I would be pleased if someone could help me on that matter.
Is your professor the same guy who didn't believe James Randi?
No, luckily he isn't... That's a quote from wikipedia.
Registered Member #135
Joined: Sat Feb 11 2006, 12:06AM
Location: Anywhere is fine
Posts: 1735
2 or 10 mgauss 5 or 20 mgauss well shoot ... which is it huh?
It's a piece of junk. It's basically an AM radio and a sensitive pickup coil. If you get it near a flyback or TC the input stage might get damaged because of electrostatic charging.
30Hz to 300Hz range, you know... that's pretty much useless.
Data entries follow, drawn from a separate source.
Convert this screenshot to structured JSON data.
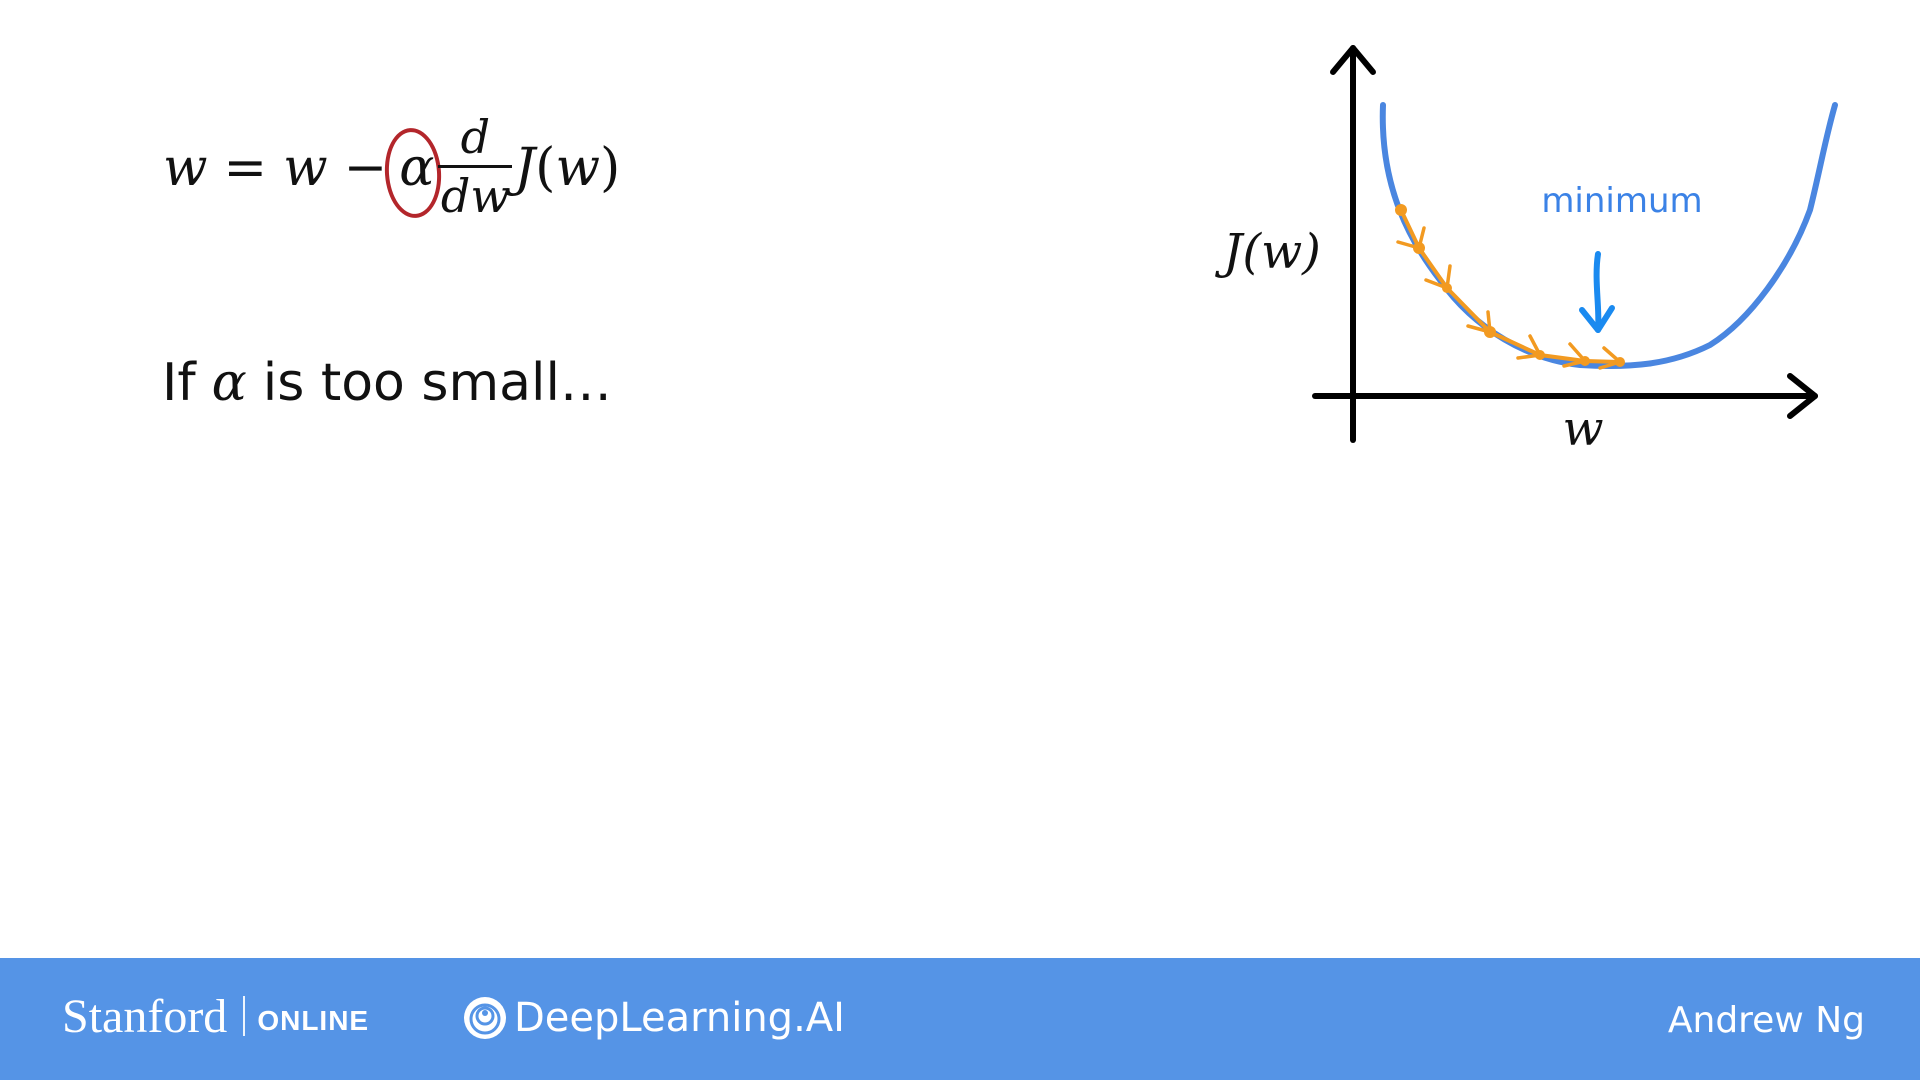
{
  "equation": {
    "lhs": "w",
    "equals": "=",
    "w": "w",
    "minus": "−",
    "alpha": "α",
    "d_num": "d",
    "d_den": "dw",
    "func": "J",
    "open_paren": "(",
    "arg": "w",
    "close_paren": ")"
  },
  "caption": {
    "prefix": "If",
    "alpha": "α",
    "suffix": "is too small…"
  },
  "plot": {
    "y_label": "J(w)",
    "x_label": "w",
    "annotation": "minimum",
    "colors": {
      "curve": "#4a86e0",
      "annotation": "#3b82e6",
      "arrow": "#1a8af0",
      "steps": "#f29a21",
      "axes": "#000000"
    }
  },
  "footer": {
    "stanford_word": "Stanford",
    "stanford_online": "ONLINE",
    "deeplearning_word": "DeepLearning.AI",
    "author": "Andrew Ng",
    "colors": {
      "background": "#5594e6",
      "text": "#ffffff"
    }
  }
}
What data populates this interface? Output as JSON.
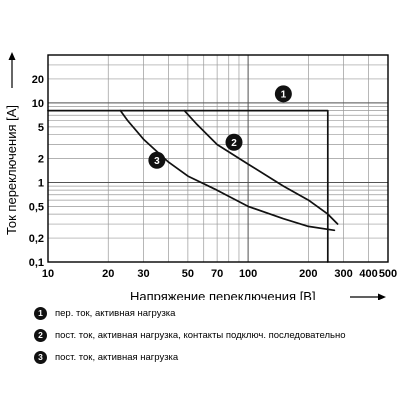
{
  "chart_data": {
    "type": "line",
    "xscale": "log",
    "yscale": "log",
    "xlim": [
      10,
      500
    ],
    "ylim": [
      0.1,
      40
    ],
    "xlabel": "Напряжение переключения [В]",
    "ylabel": "Ток переключения [А]",
    "x_ticks": [
      {
        "value": 10,
        "label": "10"
      },
      {
        "value": 20,
        "label": "20"
      },
      {
        "value": 30,
        "label": "30"
      },
      {
        "value": 50,
        "label": "50"
      },
      {
        "value": 70,
        "label": "70"
      },
      {
        "value": 100,
        "label": "100"
      },
      {
        "value": 200,
        "label": "200"
      },
      {
        "value": 300,
        "label": "300"
      },
      {
        "value": 400,
        "label": "400"
      },
      {
        "value": 500,
        "label": "500"
      }
    ],
    "y_ticks": [
      {
        "value": 0.1,
        "label": "0,1"
      },
      {
        "value": 0.2,
        "label": "0,2"
      },
      {
        "value": 0.5,
        "label": "0,5"
      },
      {
        "value": 1,
        "label": "1"
      },
      {
        "value": 2,
        "label": "2"
      },
      {
        "value": 5,
        "label": "5"
      },
      {
        "value": 10,
        "label": "10"
      },
      {
        "value": 20,
        "label": "20"
      }
    ],
    "grid": true,
    "series": [
      {
        "badge": "1",
        "badge_at": [
          150,
          13
        ],
        "points": [
          [
            10,
            8
          ],
          [
            250,
            8
          ],
          [
            250,
            0.1
          ]
        ]
      },
      {
        "badge": "2",
        "badge_at": [
          85,
          3.2
        ],
        "points": [
          [
            48,
            8
          ],
          [
            55,
            5.5
          ],
          [
            70,
            3.0
          ],
          [
            100,
            1.7
          ],
          [
            150,
            0.9
          ],
          [
            200,
            0.6
          ],
          [
            250,
            0.4
          ],
          [
            280,
            0.3
          ]
        ]
      },
      {
        "badge": "3",
        "badge_at": [
          35,
          1.9
        ],
        "points": [
          [
            23,
            8
          ],
          [
            25,
            6
          ],
          [
            30,
            3.5
          ],
          [
            40,
            1.8
          ],
          [
            50,
            1.2
          ],
          [
            70,
            0.8
          ],
          [
            100,
            0.5
          ],
          [
            150,
            0.35
          ],
          [
            200,
            0.28
          ],
          [
            270,
            0.25
          ]
        ]
      }
    ]
  },
  "legend": [
    {
      "num": "1",
      "text": "пер. ток, активная нагрузка"
    },
    {
      "num": "2",
      "text": "пост. ток, активная нагрузка, контакты подключ. последовательно"
    },
    {
      "num": "3",
      "text": "пост. ток, активная нагрузка"
    }
  ],
  "colors": {
    "line": "#111111",
    "grid": "#999999",
    "frame": "#000000",
    "badge": "#111111"
  }
}
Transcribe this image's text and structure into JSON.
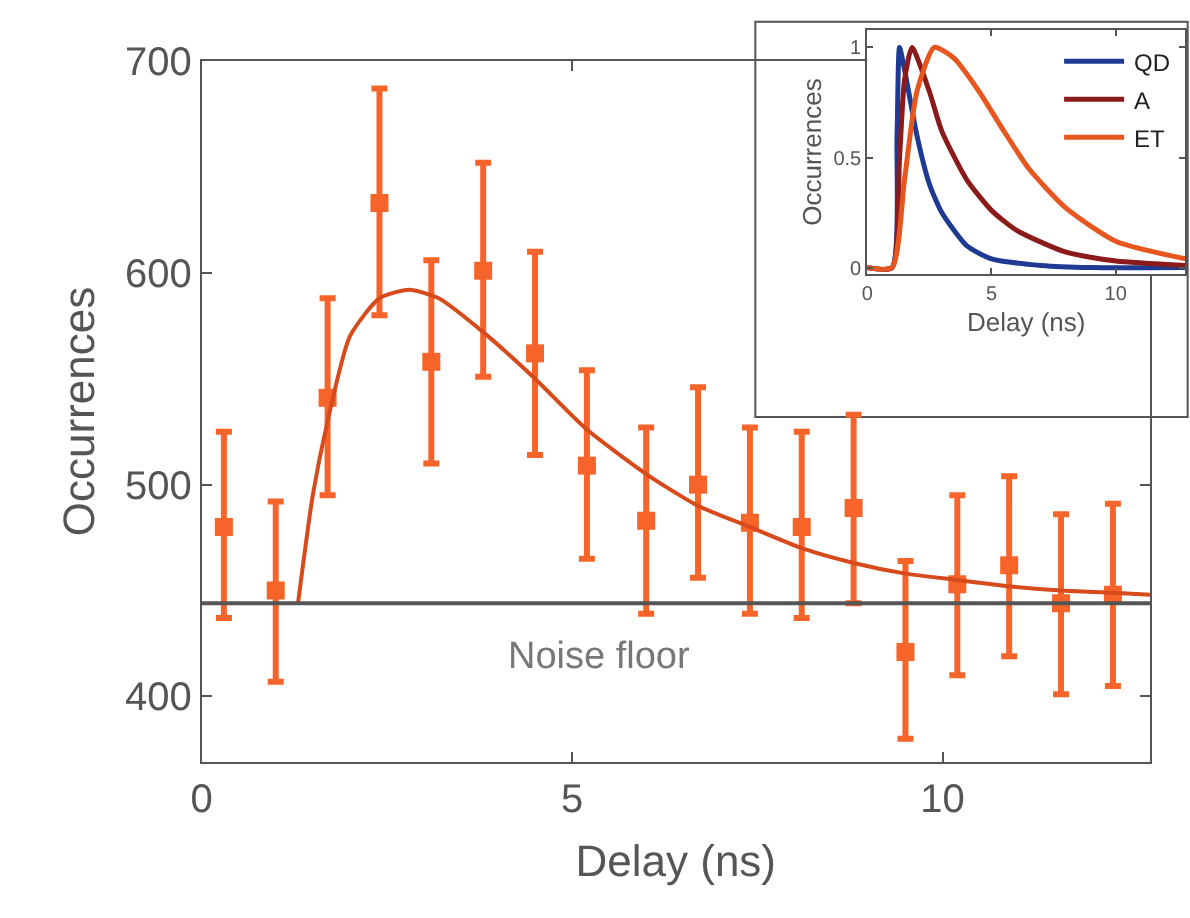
{
  "chart_data": [
    {
      "type": "scatter",
      "xlabel": "Delay (ns)",
      "ylabel": "Occurrences",
      "xlim": [
        0,
        12.8
      ],
      "xticks": [
        0,
        5,
        10
      ],
      "ylim": [
        369,
        700
      ],
      "yticks": [
        400,
        500,
        600,
        700
      ],
      "legend": false,
      "series": [
        {
          "type": "scatter",
          "marker": "square",
          "color": "#f7642a",
          "x": [
            0.3,
            1.0,
            1.7,
            2.4,
            3.1,
            3.8,
            4.5,
            5.2,
            6.0,
            6.7,
            7.4,
            8.1,
            8.8,
            9.5,
            10.2,
            10.9,
            11.6,
            12.3
          ],
          "values": [
            480,
            450,
            541,
            633,
            558,
            601,
            562,
            509,
            483,
            500,
            482,
            480,
            489,
            421,
            453,
            462,
            444,
            448
          ],
          "errors": [
            [
              437,
              525
            ],
            [
              407,
              492
            ],
            [
              495,
              588
            ],
            [
              580,
              687
            ],
            [
              510,
              606
            ],
            [
              551,
              652
            ],
            [
              514,
              610
            ],
            [
              465,
              554
            ],
            [
              439,
              527
            ],
            [
              456,
              546
            ],
            [
              439,
              527
            ],
            [
              437,
              525
            ],
            [
              444,
              533
            ],
            [
              380,
              464
            ],
            [
              410,
              495
            ],
            [
              419,
              504
            ],
            [
              401,
              486
            ],
            [
              405,
              491
            ]
          ]
        },
        {
          "type": "line",
          "color": "#d64a1c",
          "x": [
            1.3,
            1.5,
            1.7,
            2.0,
            2.4,
            2.8,
            3.2,
            3.8,
            4.5,
            5.2,
            6.0,
            6.7,
            7.4,
            8.1,
            8.8,
            9.5,
            10.2,
            10.9,
            11.6,
            12.3,
            12.8
          ],
          "values": [
            444,
            495,
            530,
            570,
            588,
            592,
            588,
            572,
            550,
            526,
            505,
            490,
            480,
            470,
            463,
            458,
            455,
            452,
            450,
            449,
            448
          ]
        }
      ],
      "ref_lines": [
        {
          "axis": "y",
          "value": 444,
          "label": "Noise floor",
          "color": "#555555"
        }
      ]
    },
    {
      "type": "line",
      "xlabel": "Delay (ns)",
      "ylabel": "Occurrences",
      "xlim": [
        0,
        12.8
      ],
      "xticks": [
        0,
        5,
        10
      ],
      "ylim": [
        -0.03,
        1.08
      ],
      "yticks": [
        0,
        0.5,
        1
      ],
      "legend": "top right",
      "series": [
        {
          "name": "QD",
          "color": "#1f3a93",
          "x": [
            0,
            1.0,
            1.2,
            1.3,
            1.5,
            2.0,
            2.5,
            3.0,
            4.0,
            5.0,
            7.0,
            9.0,
            12.8
          ],
          "values": [
            0,
            0,
            0.6,
            1.0,
            0.9,
            0.6,
            0.38,
            0.25,
            0.1,
            0.04,
            0.01,
            0,
            0
          ]
        },
        {
          "name": "A",
          "color": "#8b1a1a",
          "x": [
            0,
            1.0,
            1.3,
            1.5,
            1.8,
            2.5,
            3.0,
            4.0,
            5.0,
            6.0,
            8.0,
            10.0,
            12.8
          ],
          "values": [
            0,
            0,
            0.5,
            0.85,
            1.0,
            0.8,
            0.62,
            0.4,
            0.26,
            0.17,
            0.07,
            0.03,
            0.01
          ]
        },
        {
          "name": "ET",
          "color": "#e8561f",
          "x": [
            0,
            1.0,
            1.5,
            2.0,
            2.7,
            3.5,
            4.5,
            5.5,
            6.5,
            8.0,
            10.0,
            12.8
          ],
          "values": [
            0,
            0,
            0.4,
            0.8,
            1.0,
            0.95,
            0.8,
            0.62,
            0.45,
            0.27,
            0.12,
            0.04
          ]
        }
      ]
    }
  ]
}
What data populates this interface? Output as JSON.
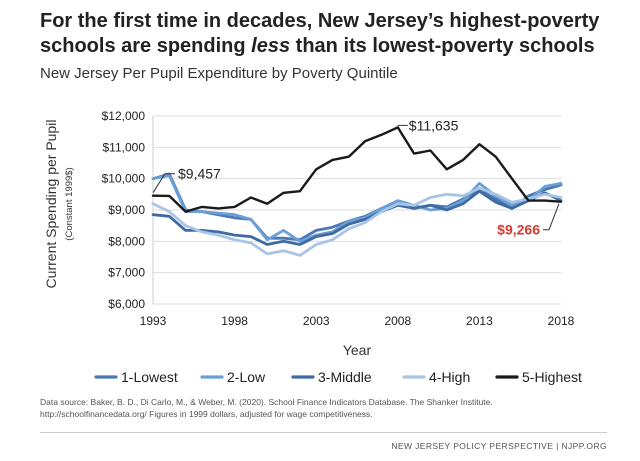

What I would do is show him a giger counter! Show him how much radiation is coming out of you and out of him. Then put it next to a concrete wall and tell him he's getting BAKED! Then tell him how much radiation he gets from standing next to you and that the sun is just spewing out ENORMOUS amounts of alpha, Beta, Gamma and X-ray radiation every second!
Then get back to me about how long it took him to turn white and have all his hair fall out, okay ^^.
Registered Member #72
Joined: Thu Feb 09 2006, 08:29AM
Location: UK St. Albans
Posts: 1659
What really irritates me about this sort of thing is that I'm quite clever with electronic stuff, quite bright enough to design something like that, but nowhere near smart enough to package it and sell it to the gullible for a profit. Damn, I'll just have to keep working for a living!